C-E and A-E Trendline Formed Triangles
However, there are triangles that also form on the c-e trend line and even on the a-e trend line, and even special variations. The only condition that should be respected on all these cases is for the triangle to contract, and this means the a-c and b-d trend lines to have a point in time in the future when they should meet.
Triangles are of two types, contracting and expanding, and the most common type of a triangle is the contracting triangle. However, this does not mean that the expanding triangle is not appearing, only that it is rare.
In a contracting triangle, like the name suggests, the a-c and b-d trend lines are contracting and this is where the name is coming from. In order for the two trend lines to contract, it means that waves are shorter and shorter starting with wave a and finishing with the last one, the e wave.
But this is not mandatory. Sometimes, for example in an irregular formation as it is being called, wave b is the longest leg of the triangle and it is bigger than wave a. Is the way the triangle is being broken and interpreted changed? Well, no – see below why.
The reason is that the main rules of the triangle, namely the break of the b-d trend line and the form of the a-c trend line are still the same so nothing is changed there but this is a special type of triangle, an irregular one. This kind of triangles usually have bigger thrust or measured move and it is important when looking at the take profit for your FX position or to set the expiration date of an option.
Completing the Triangle
By the time the b-d trend line is broken it is considered that the triangle is completed and we can move on with the next move market is forming. This is valid regardless of the type of the triangle, if it is contracting or expanding, or it is a special one or not.
Other triangles are not even having the a-c trend line, but they are forming with a-e trend line or even with c-e one. However, these are only variations on the same theme as a triangle that has the a-c trend line broken by the e wave it means that most of the times wave e is longer than the c wave and this gives the potential a-e trend line.

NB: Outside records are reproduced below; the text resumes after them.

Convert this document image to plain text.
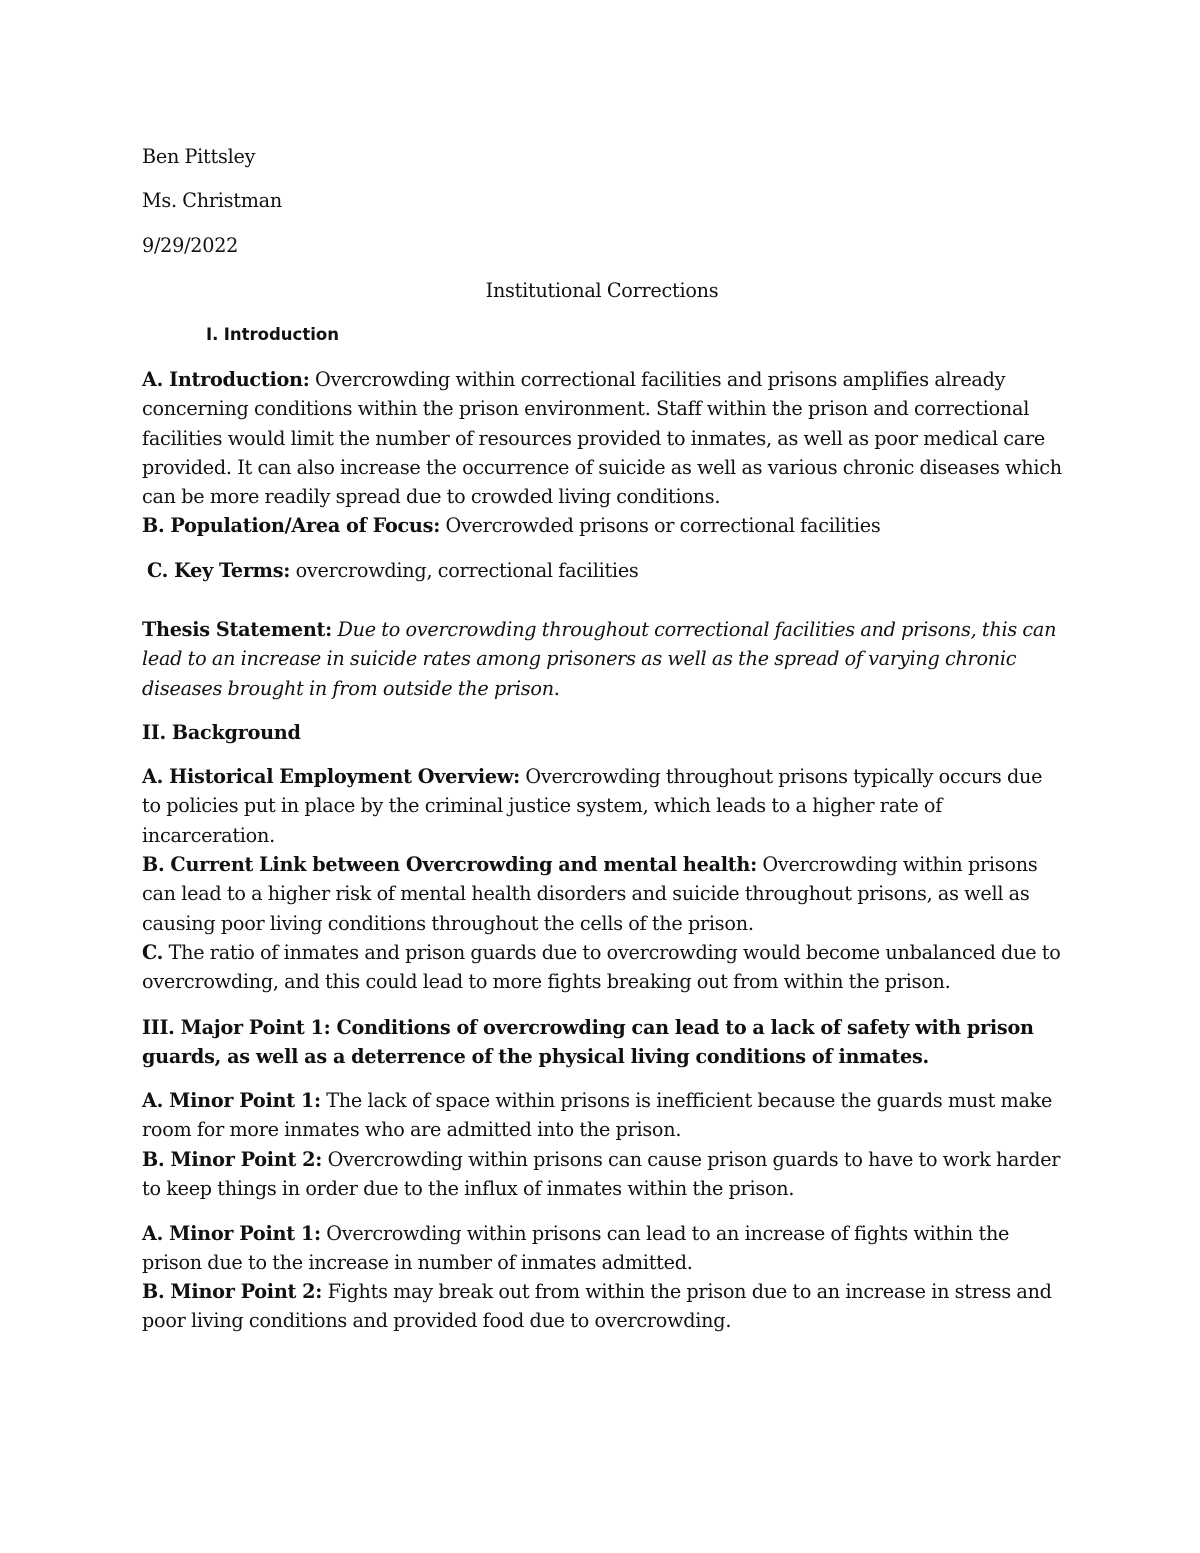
Ben Pittsley

Ms. Christman

9/29/2022

Institutional Corrections

I. Introduction

A. Introduction: Overcrowding within correctional facilities and prisons amplifies already concerning conditions within the prison environment. Staff within the prison and correctional facilities would limit the number of resources provided to inmates, as well as poor medical care provided. It can also increase the occurrence of suicide as well as various chronic diseases which can be more readily spread due to crowded living conditions.

B. Population/Area of Focus: Overcrowded prisons or correctional facilities

C. Key Terms: overcrowding, correctional facilities

Thesis Statement: Due to overcrowding throughout correctional facilities and prisons, this can lead to an increase in suicide rates among prisoners as well as the spread of varying chronic diseases brought in from outside the prison.

II. Background

A. Historical Employment Overview: Overcrowding throughout prisons typically occurs due to policies put in place by the criminal justice system, which leads to a higher rate of incarceration.

B. Current Link between Overcrowding and mental health: Overcrowding within prisons can lead to a higher risk of mental health disorders and suicide throughout prisons, as well as causing poor living conditions throughout the cells of the prison.

C. The ratio of inmates and prison guards due to overcrowding would become unbalanced due to overcrowding, and this could lead to more fights breaking out from within the prison.

III. Major Point 1: Conditions of overcrowding can lead to a lack of safety with prison guards, as well as a deterrence of the physical living conditions of inmates.

A. Minor Point 1: The lack of space within prisons is inefficient because the guards must make room for more inmates who are admitted into the prison.

B. Minor Point 2: Overcrowding within prisons can cause prison guards to have to work harder to keep things in order due to the influx of inmates within the prison.

A. Minor Point 1: Overcrowding within prisons can lead to an increase of fights within the prison due to the increase in number of inmates admitted.

B. Minor Point 2: Fights may break out from within the prison due to an increase in stress and poor living conditions and provided food due to overcrowding.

In the case of expanding triangles, things are a bit tricky as in order for a triangle to expand, the a-c and b-d trend lines should not meet anywhere in the future. This gives the triangle the expanding nature.
In its very classical way, the expanding triangle has all legs that follow wave a bigger than the previous one and the rules for the a-c and b-d trend lines should be the same. It is worth mentioning that if you are seeing an expanding triangle in its classical/horizontal shape, most likely market is not forming one and it is probably a complex correction.
Expanding triangles that are really common are the ones that are forming a series of three different highs or lows and taking any chart and looking at past prices and you’re going to see that these kind of formations are quite common actually.
For the trader, triangles are tricky but a clear understanding of how they are forming, where they appear and how to trade them is vital. The two video analysis that are coming with this article are making the transition from the previous article with the thrust of the triangle and puts into perspective both binary options trading as well as FX trading with these patterns.
Considering the fact that markets are consolidating most of the times then these patterns are forming all the time, regardless what kind of market one is trading.